Arts Council receives good news on disaster assistance

Province upholds appeal against decision denying flood repair funding for Red Barn.

Being a squeaky wheel may soon pay off for Carla Krens and the Eagle Valley Arts Council, who have been trying to secure disaster financial assistance for flood damaged caused to the Red Barn Art Centre.

Last week, Krens and the arts council received a lengthy letter from Rebecca Denlinger, the province’s fire and emergency management commissioner and Provincial Emergency Program director, explaining why they are now considered eligible to receive disaster financial assistance.

Denlinger’s letter is in response to an appeal by the arts council, which had applied for, and was subsequently denied, financial aid through Emergency Management BC’s Disaster Financial Assistance (DFA) program. The funding was sought to help with the cost of repairing damage caused by this summer’s flooding.

According to an Aug. 17 letter from Emergency Management BC, the arts council was denied funding on the grounds that it doesn’t qualify as a “charitable,” volunteer organization.

“My dispute is with the fact that since we have income of any kind through the rental of the Red Barn, we’re disqualified,” Krens, the arts council’s treasurer, explained to the News. “I don’t see why income equates to non-charitable, because the Red Cross is definitely a charitable organization and they raise funds. And we raise funds through rental, so I don’t see the reason for us being disqualified.”

Krens raised the point that the regulation upon which Emergency Management BC based their decision fails to define charitable, and that its wording is ambiguous.

Denlinger concurs in her letter that a definition of ‘charitable’ is not given, and that “it is therefore hard to interpret what organization qualifies or not.” She goes on to explain that most DFA applicants that do qualify as charitable, are registered as charitable organizations under the Income Tax Act. Because the arts council is not a registered charity, Denlinger then referred to Canada Revenue Agency (CRA) policy and guidelines to determine if the arts council qualifies. Ultimately, she decided in favour of the arts council’s appeal.

“Based on the CRA criteria for charitable organizations and the information you provide about the Eagle Valley Arts Council, I am satisfied that your organization is a charitable organization and am therefore overturning the original determination and direct that you be considered to be eligible to receive disaster financial assistance,” writes Denlinger.

Along with submitting the appeal, Krens was able to secure letters of support from both the District of Sicamous and Shuswap MLA George Abbott, whose letter went directly to BC Justice Minister and Attorney General Shirley Bond.

“I know the Eagle Valley Arts Council of Sicamous very well as it has been in operation for 32 years. I can attest to it being a “charitable” and “not-for- profit” organization,” writes Abbott. “Their members work very hard to keep their programs going, programs that benefit the old, the young and the broader community. It is an excellent organization that greatly enriches the community.”
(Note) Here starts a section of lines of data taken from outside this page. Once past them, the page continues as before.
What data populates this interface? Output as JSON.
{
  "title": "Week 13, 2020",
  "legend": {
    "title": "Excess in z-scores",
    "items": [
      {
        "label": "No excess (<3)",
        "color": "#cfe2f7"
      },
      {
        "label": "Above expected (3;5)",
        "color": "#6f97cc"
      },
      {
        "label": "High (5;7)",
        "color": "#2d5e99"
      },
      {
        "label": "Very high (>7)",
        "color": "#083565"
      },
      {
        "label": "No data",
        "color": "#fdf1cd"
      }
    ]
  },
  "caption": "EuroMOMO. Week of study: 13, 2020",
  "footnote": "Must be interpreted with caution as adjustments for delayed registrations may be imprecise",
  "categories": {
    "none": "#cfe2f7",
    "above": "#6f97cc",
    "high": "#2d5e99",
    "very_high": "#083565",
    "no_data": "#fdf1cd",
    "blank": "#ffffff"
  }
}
Krens is grateful to both the district and Abbott. Though she is a little disappointed things have had to go as far as they have as a result of what she feels was a hasty decision on the part of Emergency Management BC.

“They come to this conclusion now, why wouldn’t have they come to that conclusion then if they had looked at it in more depth?” says Krens.

There is still, however, some paperwork required for the arts council. Denlinger asks that they provide a letter from their insurance company confirming that flood insurance was not available for the Red Barn. Krens says she has confirmation that the lowest available flood deductible is $10,000, and that the arts council’s policy will not cover that.

“But I have to go back and see if that’s acceptable or not, but I’m pretty sure it will be,” says Krens.